According to the Alaska Volcano Observatory, an eruption of the Pavlof Volcano began around 01:50 UTC on 13 November 2014. A comparison of nighttime images of Suomi NPP VIIRS 0.7 µm Day/Night Band (DNB) and 3.74 µm shortwave IR data at 13:07 UTC or 4:07 am local time on 14 November (above) showed the bright glow of the eruption on the DNB image, with the hottest pixel being 52º C (red color enhancement) on the shortwave IR image.
With the subsequent arrival of daylight, a break in the clouds allowed the faint volcanic plume to be observed on GOES-15 0.63 µm visible channel images (below; click image to play animation), drifting northwestward over the Bering Sea.
At 22:02 UTC on 14 November, the radiometrically-retrieved maximum volcanic ash mass loading value was 1.8 tons per km2, the maximum ash height was 16.8 km, and the maximum ash mass effective radius was 7.81 µm (below).
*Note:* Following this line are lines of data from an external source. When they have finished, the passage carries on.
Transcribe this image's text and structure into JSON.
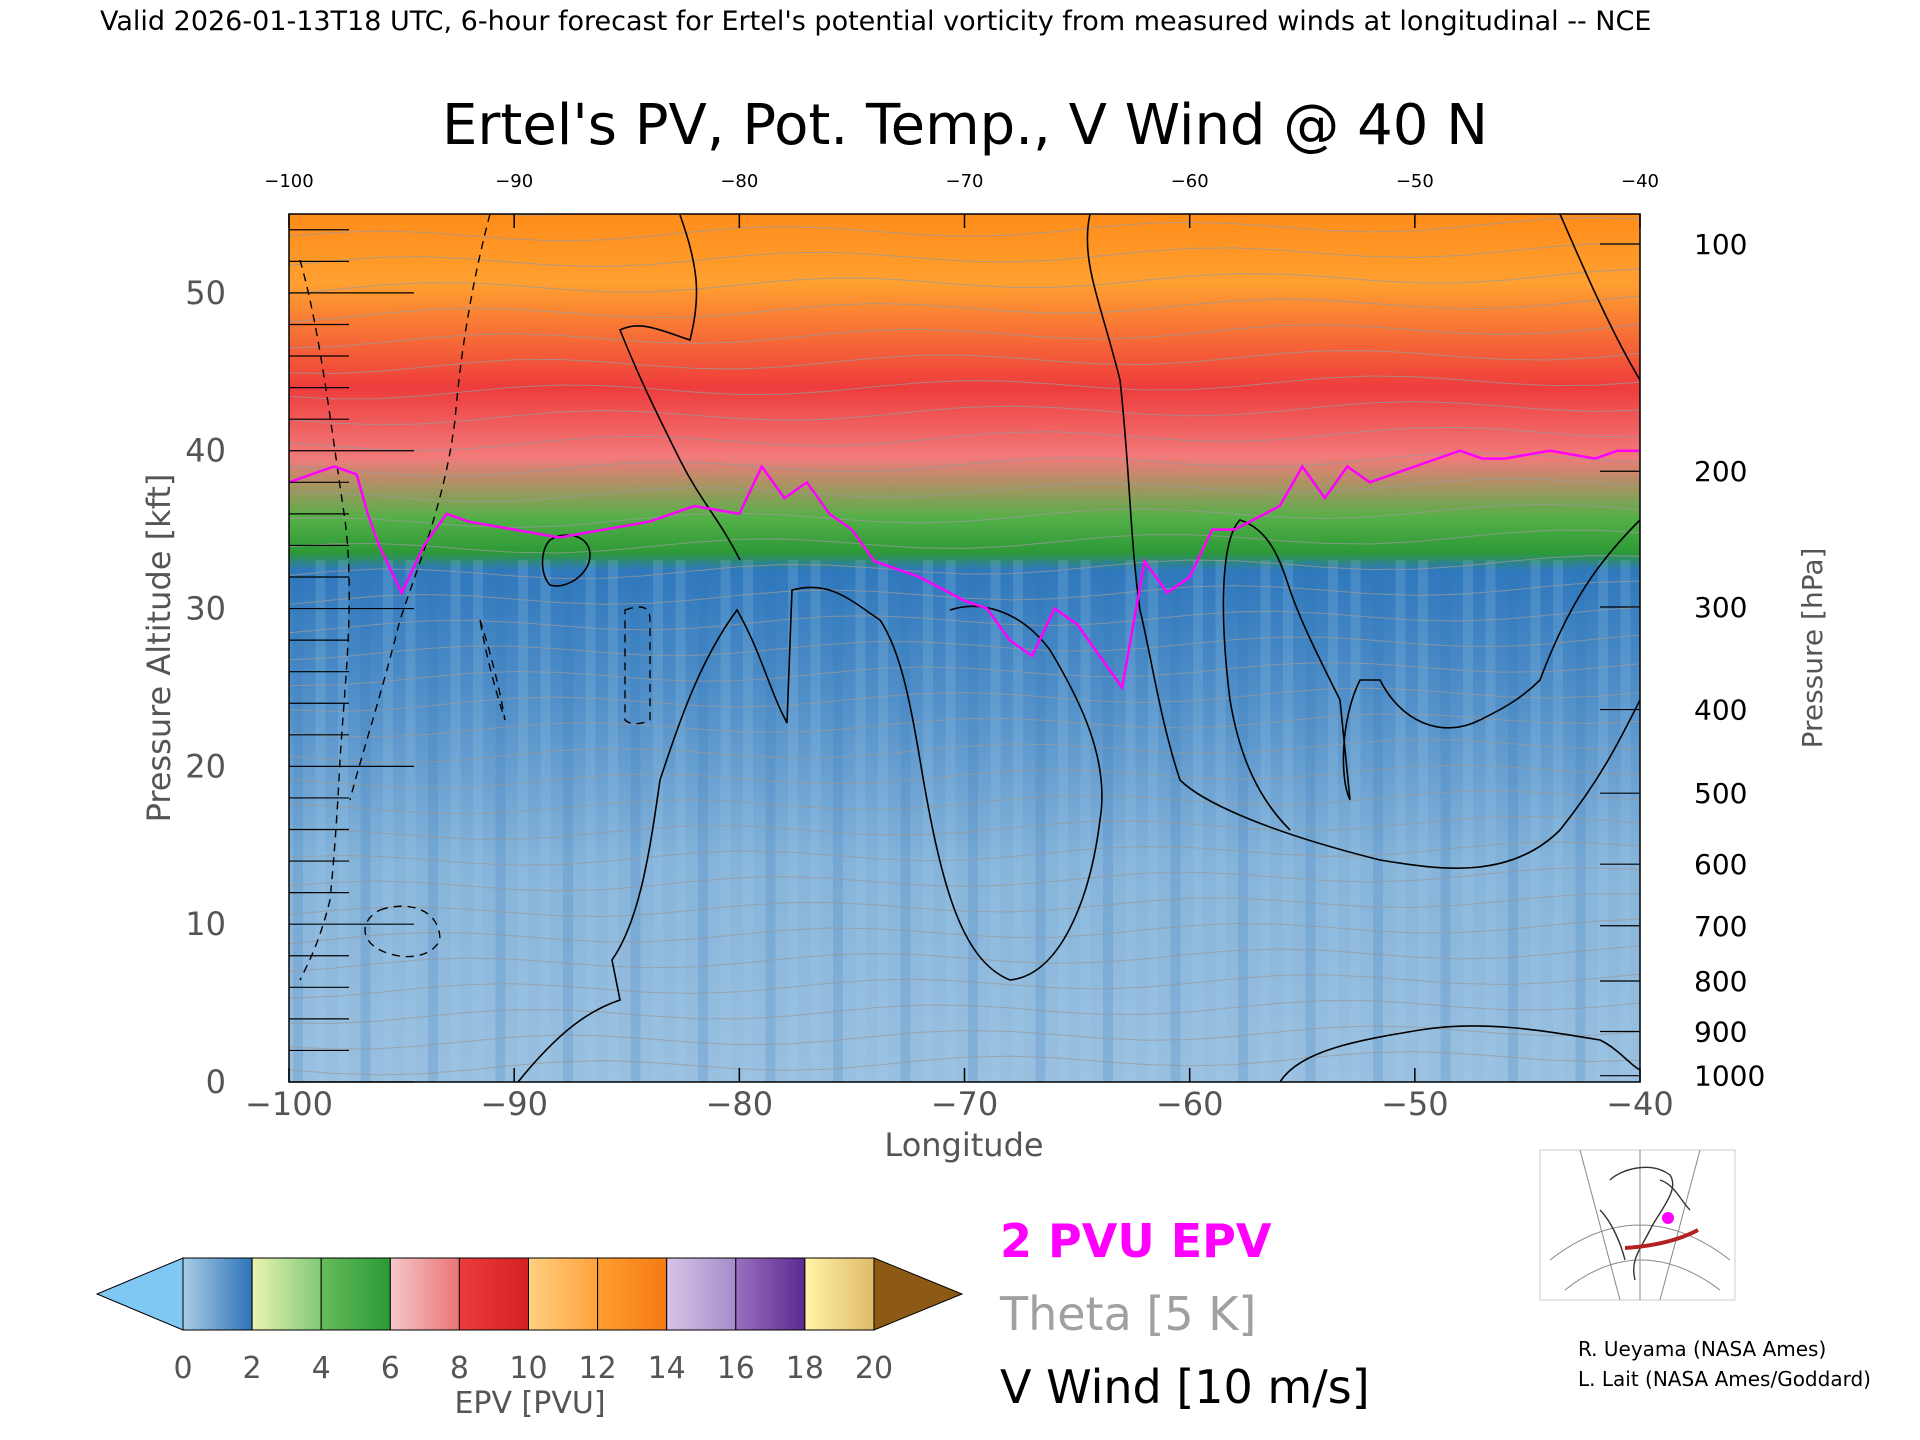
{
  "header": {
    "caption": "Valid 2026-01-13T18 UTC, 6-hour forecast for Ertel's potential vorticity from measured winds at longitudinal -- NCE"
  },
  "chart_data": {
    "type": "heatmap",
    "title": "Ertel's PV, Pot. Temp., V Wind @ 40 N",
    "xlabel": "Longitude",
    "ylabel_left": "Pressure Altitude [kft]",
    "ylabel_right": "Pressure [hPa]",
    "xlim": [
      -100,
      -40
    ],
    "ylim": [
      0,
      55
    ],
    "x_ticks": [
      -100,
      -90,
      -80,
      -70,
      -60,
      -50,
      -40
    ],
    "x_ticks_top": [
      -100,
      -90,
      -80,
      -70,
      -60,
      -50,
      -40
    ],
    "y_ticks_left": [
      0,
      10,
      20,
      30,
      40,
      50
    ],
    "y_ticks_right": [
      {
        "label": "1000",
        "alt_kft": 0.4
      },
      {
        "label": "900",
        "alt_kft": 3.2
      },
      {
        "label": "800",
        "alt_kft": 6.4
      },
      {
        "label": "700",
        "alt_kft": 9.9
      },
      {
        "label": "600",
        "alt_kft": 13.8
      },
      {
        "label": "500",
        "alt_kft": 18.3
      },
      {
        "label": "400",
        "alt_kft": 23.6
      },
      {
        "label": "300",
        "alt_kft": 30.1
      },
      {
        "label": "200",
        "alt_kft": 38.7
      },
      {
        "label": "100",
        "alt_kft": 53.1
      }
    ],
    "tropopause_2pvu": {
      "lon": [
        -100,
        -98,
        -97,
        -96.5,
        -96,
        -95,
        -94,
        -93,
        -92,
        -90,
        -88,
        -86,
        -84,
        -82,
        -80,
        -79,
        -78,
        -77,
        -76,
        -75,
        -74,
        -72,
        -70,
        -69,
        -68,
        -67,
        -66,
        -65,
        -64,
        -63,
        -62,
        -61,
        -60,
        -59,
        -58,
        -56,
        -55,
        -54,
        -53,
        -52,
        -50,
        -48,
        -47,
        -46,
        -44,
        -42,
        -41,
        -40
      ],
      "alt_kft": [
        38,
        39,
        38.5,
        36,
        34,
        31,
        34,
        36,
        35.5,
        35,
        34.5,
        35,
        35.5,
        36.5,
        36,
        39,
        37,
        38,
        36,
        35,
        33,
        32,
        30.5,
        30,
        28,
        27,
        30,
        29,
        27,
        25,
        33,
        31,
        32,
        35,
        35,
        36.5,
        39,
        37,
        39,
        38,
        39,
        40,
        39.5,
        39.5,
        40,
        39.5,
        40,
        40
      ]
    },
    "colorbar": {
      "label": "EPV [PVU]",
      "tick_labels": [
        0,
        2,
        4,
        6,
        8,
        10,
        12,
        14,
        16,
        18,
        20
      ],
      "under_color": "#80c8f4",
      "over_color": "#8c5a14",
      "bands": [
        {
          "range": [
            0,
            2
          ],
          "colors": [
            "#a9cce4",
            "#2d74b8"
          ]
        },
        {
          "range": [
            2,
            4
          ],
          "colors": [
            "#eaf4b0",
            "#80c878"
          ]
        },
        {
          "range": [
            4,
            6
          ],
          "colors": [
            "#66bb5a",
            "#2a9a36"
          ]
        },
        {
          "range": [
            6,
            8
          ],
          "colors": [
            "#f4c8c8",
            "#ea7478"
          ]
        },
        {
          "range": [
            8,
            10
          ],
          "colors": [
            "#ec3c3c",
            "#d42020"
          ]
        },
        {
          "range": [
            10,
            12
          ],
          "colors": [
            "#ffd080",
            "#ffa23c"
          ]
        },
        {
          "range": [
            12,
            14
          ],
          "colors": [
            "#ff9e30",
            "#f57a14"
          ]
        },
        {
          "range": [
            14,
            16
          ],
          "colors": [
            "#d8c4e6",
            "#a68cca"
          ]
        },
        {
          "range": [
            16,
            18
          ],
          "colors": [
            "#9a70c0",
            "#5a2a90"
          ]
        },
        {
          "range": [
            18,
            20
          ],
          "colors": [
            "#fff4a8",
            "#e0ba6a"
          ]
        }
      ]
    },
    "legend": [
      {
        "label": "2 PVU EPV",
        "color": "#ff00ff"
      },
      {
        "label": "Theta [5 K]",
        "color": "#a0a0a0"
      },
      {
        "label": "V Wind [10 m/s]",
        "color": "#000000"
      }
    ]
  },
  "credits": [
    "R. Ueyama (NASA Ames)",
    "L. Lait (NASA Ames/Goddard)"
  ]
}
About an hour later, the volcanic ash plume could be seen on a 23:03 UTC Suomi NPP VIIRS Day/Night Band image, with a maximum 3.74 µm shortwave IR brightness temperature of 46º C at the summit of the volcano (below).
The brown hue of the volcanic ash plume was very evident on Suomi NPP VIIRS true-color Red/Green/Blue (RGB) images from the SSEC RealEarth web map server (below).
The intensity of the Pavlof eruption increased on 15 November, and a well-defined volcanic ash plume could be seen on GOES-15 0.63 µm visible channel images (below; click image to play animation). Pilot reports estimated that the top of the plume was as high as 38,000 feet.
On a comparison of Suomi NPP VIIRS 0.64 µm visible channel and 11.45 µm IR channel images at 22:45 UTC (below), the coldest cloud-top IR brightness temperature value was -55º C.
At 22:29 UTC, the CLAVR-x POES AVHRR Cloud Top Temperature product indicated a minimum value of -54º C, with a maximum Cloud Top Height value of 9 km; the -54º C cloud top temperature corresponded to an altitude of around 29,000 feet or 8.7 km on the 16 November/00 UTC Cold Bay AK rawinsonde profile.
A Suomi NPP VIIRS true-color RGB image at 23:04 UTC (below) suggested that the volcanic plume consisted of a dense layer of tan-colored ash, with a layer of mostly ice cloud at the top of the plume.